With this totally new concept of treatment there is now little need for other forms of medication. Some may find use of the old-time antacids helpful as a temporary measure if there is any residual discomfort. Most of the other medications which claimed to help ulcers heal are now not required. There are no dietetic limitations, except smoking is not recommended, and commonsense should prevail regarding alcoholic intake. Otherwise, the patient may eat whatever foods are desired.

However, although most cases will be cured, some recalcitrant ones may persist. These may be suspect cancers, so other measures may be required. If an ulcer has not healed with intensive medical therapy within four weeks, then surgery may be indicated. This is probably even more important in gastric ulcers, for it is claimed that about ten percent of these prove to be cancerous. Also, there is little hope of a cure if a long-standing peptic ulcer has been present in the duodenum for five years.

Surgical operations that produce satisfactory results are now available. The nature of these has been an unending argument for some years, as each new variation claims to have some value over its predecessor. Surgery is not without its own set of complications in certain patients.

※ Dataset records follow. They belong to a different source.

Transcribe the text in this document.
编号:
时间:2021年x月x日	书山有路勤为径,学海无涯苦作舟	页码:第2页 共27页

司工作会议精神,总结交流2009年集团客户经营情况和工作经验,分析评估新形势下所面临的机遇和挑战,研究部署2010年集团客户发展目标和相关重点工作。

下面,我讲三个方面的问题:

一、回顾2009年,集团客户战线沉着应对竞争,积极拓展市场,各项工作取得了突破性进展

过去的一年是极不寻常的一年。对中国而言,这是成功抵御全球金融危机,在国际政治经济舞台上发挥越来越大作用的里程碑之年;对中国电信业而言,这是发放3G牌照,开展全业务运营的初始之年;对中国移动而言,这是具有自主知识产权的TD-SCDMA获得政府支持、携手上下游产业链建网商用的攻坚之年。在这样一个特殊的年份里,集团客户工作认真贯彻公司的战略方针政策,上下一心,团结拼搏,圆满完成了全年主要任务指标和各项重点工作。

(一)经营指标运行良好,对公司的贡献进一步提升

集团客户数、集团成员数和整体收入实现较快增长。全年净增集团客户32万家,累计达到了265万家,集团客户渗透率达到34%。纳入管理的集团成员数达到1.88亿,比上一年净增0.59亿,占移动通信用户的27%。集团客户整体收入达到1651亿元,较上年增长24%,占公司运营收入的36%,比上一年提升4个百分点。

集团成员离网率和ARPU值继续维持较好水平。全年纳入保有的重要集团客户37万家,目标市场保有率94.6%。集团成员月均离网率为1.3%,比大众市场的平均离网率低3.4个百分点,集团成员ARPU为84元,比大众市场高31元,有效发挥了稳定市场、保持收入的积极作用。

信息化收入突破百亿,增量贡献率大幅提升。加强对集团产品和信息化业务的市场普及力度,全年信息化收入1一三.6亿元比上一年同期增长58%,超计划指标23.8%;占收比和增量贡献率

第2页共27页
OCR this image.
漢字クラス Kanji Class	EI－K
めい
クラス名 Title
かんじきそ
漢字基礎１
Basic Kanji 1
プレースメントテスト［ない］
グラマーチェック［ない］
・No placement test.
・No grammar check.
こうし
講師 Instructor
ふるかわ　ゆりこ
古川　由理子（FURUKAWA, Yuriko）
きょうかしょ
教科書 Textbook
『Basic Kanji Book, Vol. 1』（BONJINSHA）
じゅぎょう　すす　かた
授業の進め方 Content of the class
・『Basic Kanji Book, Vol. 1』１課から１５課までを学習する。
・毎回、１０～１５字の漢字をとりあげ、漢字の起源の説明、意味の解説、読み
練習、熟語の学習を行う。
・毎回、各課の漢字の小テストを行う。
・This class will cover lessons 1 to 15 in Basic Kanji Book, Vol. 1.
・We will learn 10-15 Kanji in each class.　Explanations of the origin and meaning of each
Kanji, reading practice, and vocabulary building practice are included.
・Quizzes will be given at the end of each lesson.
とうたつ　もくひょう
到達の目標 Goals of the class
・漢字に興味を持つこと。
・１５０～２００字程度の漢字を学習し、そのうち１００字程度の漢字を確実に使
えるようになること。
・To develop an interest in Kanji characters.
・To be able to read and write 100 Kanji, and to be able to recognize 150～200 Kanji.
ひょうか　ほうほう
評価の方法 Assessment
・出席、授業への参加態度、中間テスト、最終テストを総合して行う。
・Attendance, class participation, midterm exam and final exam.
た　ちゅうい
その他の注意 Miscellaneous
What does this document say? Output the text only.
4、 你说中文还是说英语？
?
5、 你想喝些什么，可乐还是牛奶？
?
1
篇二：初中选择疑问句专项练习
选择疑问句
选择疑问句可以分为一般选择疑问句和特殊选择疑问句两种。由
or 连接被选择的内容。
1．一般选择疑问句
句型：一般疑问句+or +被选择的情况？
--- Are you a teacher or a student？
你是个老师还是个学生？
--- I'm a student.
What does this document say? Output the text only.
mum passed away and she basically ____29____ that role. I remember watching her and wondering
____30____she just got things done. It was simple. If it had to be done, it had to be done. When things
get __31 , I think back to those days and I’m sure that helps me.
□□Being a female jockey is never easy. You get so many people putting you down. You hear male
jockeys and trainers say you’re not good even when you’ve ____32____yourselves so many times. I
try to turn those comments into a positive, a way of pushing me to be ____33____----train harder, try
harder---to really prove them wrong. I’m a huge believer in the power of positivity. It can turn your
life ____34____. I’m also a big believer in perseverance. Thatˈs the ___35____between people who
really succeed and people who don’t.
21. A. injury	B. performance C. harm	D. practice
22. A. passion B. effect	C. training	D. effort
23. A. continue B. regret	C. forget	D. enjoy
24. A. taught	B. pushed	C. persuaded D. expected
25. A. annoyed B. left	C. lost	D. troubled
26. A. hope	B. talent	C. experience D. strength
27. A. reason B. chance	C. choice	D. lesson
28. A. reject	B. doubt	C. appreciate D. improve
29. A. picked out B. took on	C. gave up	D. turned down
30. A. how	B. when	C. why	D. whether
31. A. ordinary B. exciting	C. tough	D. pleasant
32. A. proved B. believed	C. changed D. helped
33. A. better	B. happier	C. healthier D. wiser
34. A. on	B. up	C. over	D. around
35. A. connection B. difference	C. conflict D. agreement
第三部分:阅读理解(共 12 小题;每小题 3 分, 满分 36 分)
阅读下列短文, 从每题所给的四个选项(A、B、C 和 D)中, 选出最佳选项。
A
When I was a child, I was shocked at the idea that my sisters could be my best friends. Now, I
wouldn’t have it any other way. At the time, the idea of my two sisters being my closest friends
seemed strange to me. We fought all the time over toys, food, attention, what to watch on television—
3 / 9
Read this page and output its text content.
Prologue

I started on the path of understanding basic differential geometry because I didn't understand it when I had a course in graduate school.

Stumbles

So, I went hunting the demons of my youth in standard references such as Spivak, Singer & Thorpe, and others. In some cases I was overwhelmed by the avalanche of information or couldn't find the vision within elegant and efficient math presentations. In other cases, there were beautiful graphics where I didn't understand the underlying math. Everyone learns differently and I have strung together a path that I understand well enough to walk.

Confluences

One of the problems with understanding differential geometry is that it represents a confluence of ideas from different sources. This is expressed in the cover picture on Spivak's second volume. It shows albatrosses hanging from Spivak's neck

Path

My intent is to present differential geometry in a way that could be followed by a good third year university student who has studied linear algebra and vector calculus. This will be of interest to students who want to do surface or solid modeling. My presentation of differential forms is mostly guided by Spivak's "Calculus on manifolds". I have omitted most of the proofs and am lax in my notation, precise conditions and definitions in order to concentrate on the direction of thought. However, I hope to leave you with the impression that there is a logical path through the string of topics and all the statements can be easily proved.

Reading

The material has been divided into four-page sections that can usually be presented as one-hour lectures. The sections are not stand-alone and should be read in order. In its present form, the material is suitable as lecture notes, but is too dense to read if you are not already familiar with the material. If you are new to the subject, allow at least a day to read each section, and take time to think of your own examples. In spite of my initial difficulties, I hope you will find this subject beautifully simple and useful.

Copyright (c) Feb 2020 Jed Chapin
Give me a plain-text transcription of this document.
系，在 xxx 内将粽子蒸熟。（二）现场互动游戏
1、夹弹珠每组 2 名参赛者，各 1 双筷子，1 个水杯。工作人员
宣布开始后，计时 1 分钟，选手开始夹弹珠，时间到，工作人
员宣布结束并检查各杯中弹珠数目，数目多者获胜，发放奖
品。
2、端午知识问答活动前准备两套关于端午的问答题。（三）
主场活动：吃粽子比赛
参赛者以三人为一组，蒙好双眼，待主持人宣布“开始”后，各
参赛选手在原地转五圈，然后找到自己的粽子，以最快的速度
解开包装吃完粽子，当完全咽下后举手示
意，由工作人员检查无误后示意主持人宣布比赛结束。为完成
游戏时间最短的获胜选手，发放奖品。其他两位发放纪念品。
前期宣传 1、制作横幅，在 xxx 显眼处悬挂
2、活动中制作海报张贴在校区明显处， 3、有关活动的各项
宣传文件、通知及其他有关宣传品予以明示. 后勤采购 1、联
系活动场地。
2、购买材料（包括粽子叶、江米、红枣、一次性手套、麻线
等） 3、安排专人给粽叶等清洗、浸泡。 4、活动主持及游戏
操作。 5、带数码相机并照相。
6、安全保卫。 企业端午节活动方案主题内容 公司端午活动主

Many patients find the task of ceasing smoking a major one. Efficient methods are now readily available in all capital cities. With development of the stick-on nicotine impregnated skin patch, many patients are able to quickly give up smoking. A commitment is necessary, for success is more likely in highly motivated patients with the desire to “quit.” Medical supervision and support help, and attending an understanding doctor willing to spend time to offer psychological counseling and support is recommended. Most courses last ten to fourteen weeks. Other community and hospital-based services are also available involving other methods.